Bruce Sherwood wrote:
Okay, I've implemented the scheme below that was proposed by Scott Daniels on the VPython mailing list, and it solves my problem. It's also much faster than using numpy directly: even with the "def "and "if" overhead: sqrt(scalar) is over 3 times faster than the numpy sqrt, and sqrt(array) is very nearly as fast as the numpy sqrt.
Using math.sqrt short-circuits the ufunc approach of returning numpy scalars (with all the methods and attributes of 0-d arrays --- which is really their primary reason for being). It is also faster because it avoids the numpy ufunc machinery (which is some overhead --- the error setting control and broadcasting facility doesn't happen for free).
Thanks to those who made suggestions. There remains the question of why operator overloading of the kind I've described worked with Numeric and Boost but not with numpy and Boost. Basically, it boils down to the fact that I took a shortcut with implementing generic multiplication (which all the scalars use for now) on numpy scalars so that the multiplication ufunc is called when they are encountered.

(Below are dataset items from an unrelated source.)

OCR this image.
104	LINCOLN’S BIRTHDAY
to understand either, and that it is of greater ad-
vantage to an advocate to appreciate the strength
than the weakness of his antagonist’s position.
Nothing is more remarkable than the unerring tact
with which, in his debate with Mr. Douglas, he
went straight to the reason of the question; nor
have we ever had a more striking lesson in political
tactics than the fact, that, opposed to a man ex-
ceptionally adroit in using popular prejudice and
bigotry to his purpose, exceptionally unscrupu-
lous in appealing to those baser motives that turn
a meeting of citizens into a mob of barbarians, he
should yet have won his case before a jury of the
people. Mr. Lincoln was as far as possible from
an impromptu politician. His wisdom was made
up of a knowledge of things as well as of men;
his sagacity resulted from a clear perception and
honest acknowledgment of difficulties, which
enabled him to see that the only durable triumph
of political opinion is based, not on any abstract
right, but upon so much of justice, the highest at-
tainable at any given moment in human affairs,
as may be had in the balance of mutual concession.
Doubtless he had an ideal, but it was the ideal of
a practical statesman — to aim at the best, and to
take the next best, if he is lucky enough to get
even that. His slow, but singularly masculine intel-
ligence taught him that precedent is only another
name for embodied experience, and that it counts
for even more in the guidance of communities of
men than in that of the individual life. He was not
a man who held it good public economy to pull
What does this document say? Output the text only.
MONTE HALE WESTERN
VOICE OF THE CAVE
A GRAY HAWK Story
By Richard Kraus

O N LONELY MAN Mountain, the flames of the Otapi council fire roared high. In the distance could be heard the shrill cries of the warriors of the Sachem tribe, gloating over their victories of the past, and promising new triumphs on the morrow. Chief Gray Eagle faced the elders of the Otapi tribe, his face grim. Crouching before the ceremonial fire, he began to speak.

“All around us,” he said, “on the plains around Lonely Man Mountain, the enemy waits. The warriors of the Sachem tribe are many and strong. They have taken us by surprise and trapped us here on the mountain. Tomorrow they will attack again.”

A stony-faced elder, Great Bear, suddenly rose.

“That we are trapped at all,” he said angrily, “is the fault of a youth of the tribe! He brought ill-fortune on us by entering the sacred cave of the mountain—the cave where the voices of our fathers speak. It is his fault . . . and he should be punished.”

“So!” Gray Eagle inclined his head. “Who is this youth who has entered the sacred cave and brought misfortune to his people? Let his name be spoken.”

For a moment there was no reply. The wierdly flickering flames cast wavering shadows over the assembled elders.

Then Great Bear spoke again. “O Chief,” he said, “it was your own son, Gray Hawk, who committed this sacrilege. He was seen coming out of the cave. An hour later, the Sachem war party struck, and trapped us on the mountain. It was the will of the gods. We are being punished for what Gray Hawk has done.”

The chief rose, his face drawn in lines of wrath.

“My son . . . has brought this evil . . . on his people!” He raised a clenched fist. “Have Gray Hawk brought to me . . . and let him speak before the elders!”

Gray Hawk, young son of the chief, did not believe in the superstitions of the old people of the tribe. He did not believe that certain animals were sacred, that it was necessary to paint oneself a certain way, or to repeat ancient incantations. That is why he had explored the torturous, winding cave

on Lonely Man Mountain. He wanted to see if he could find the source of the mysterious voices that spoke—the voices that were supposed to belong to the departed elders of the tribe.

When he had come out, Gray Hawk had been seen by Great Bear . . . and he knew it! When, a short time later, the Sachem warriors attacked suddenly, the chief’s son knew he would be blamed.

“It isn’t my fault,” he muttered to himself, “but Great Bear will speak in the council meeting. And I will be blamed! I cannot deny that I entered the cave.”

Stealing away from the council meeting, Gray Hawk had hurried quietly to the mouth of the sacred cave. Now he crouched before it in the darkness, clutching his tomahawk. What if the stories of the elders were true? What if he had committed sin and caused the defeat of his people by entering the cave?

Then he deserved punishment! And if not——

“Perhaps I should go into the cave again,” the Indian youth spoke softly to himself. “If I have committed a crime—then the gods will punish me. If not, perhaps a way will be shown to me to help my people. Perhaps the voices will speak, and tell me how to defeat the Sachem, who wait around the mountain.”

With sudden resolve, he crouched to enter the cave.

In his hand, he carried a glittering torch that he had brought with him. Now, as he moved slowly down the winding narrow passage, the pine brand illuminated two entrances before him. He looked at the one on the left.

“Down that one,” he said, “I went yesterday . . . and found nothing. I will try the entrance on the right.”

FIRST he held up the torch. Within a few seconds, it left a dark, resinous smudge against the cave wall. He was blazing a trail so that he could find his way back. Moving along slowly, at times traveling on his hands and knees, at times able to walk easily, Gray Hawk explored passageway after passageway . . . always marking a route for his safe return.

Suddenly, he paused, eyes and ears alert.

Thus, when the numpy.float64 is first (its multiply implementation gets called first) and it uses the equivalent of ufunc.multiply(scalar, vector) I suspect that because your vector can be converted to an array, this procedure works (albeit more slowly than you would like), and so the vector object never gets a chance to try. A quick fix is to make it so that ufunc.multiply(scalar, vector) raises NotImplemented which may not be desireable, either. Alternatively, the generic scalar operations should probably not be so "inclusive" and should allow the other object a chance to perform the operation more often (by returning NotImplemented). -Travis O.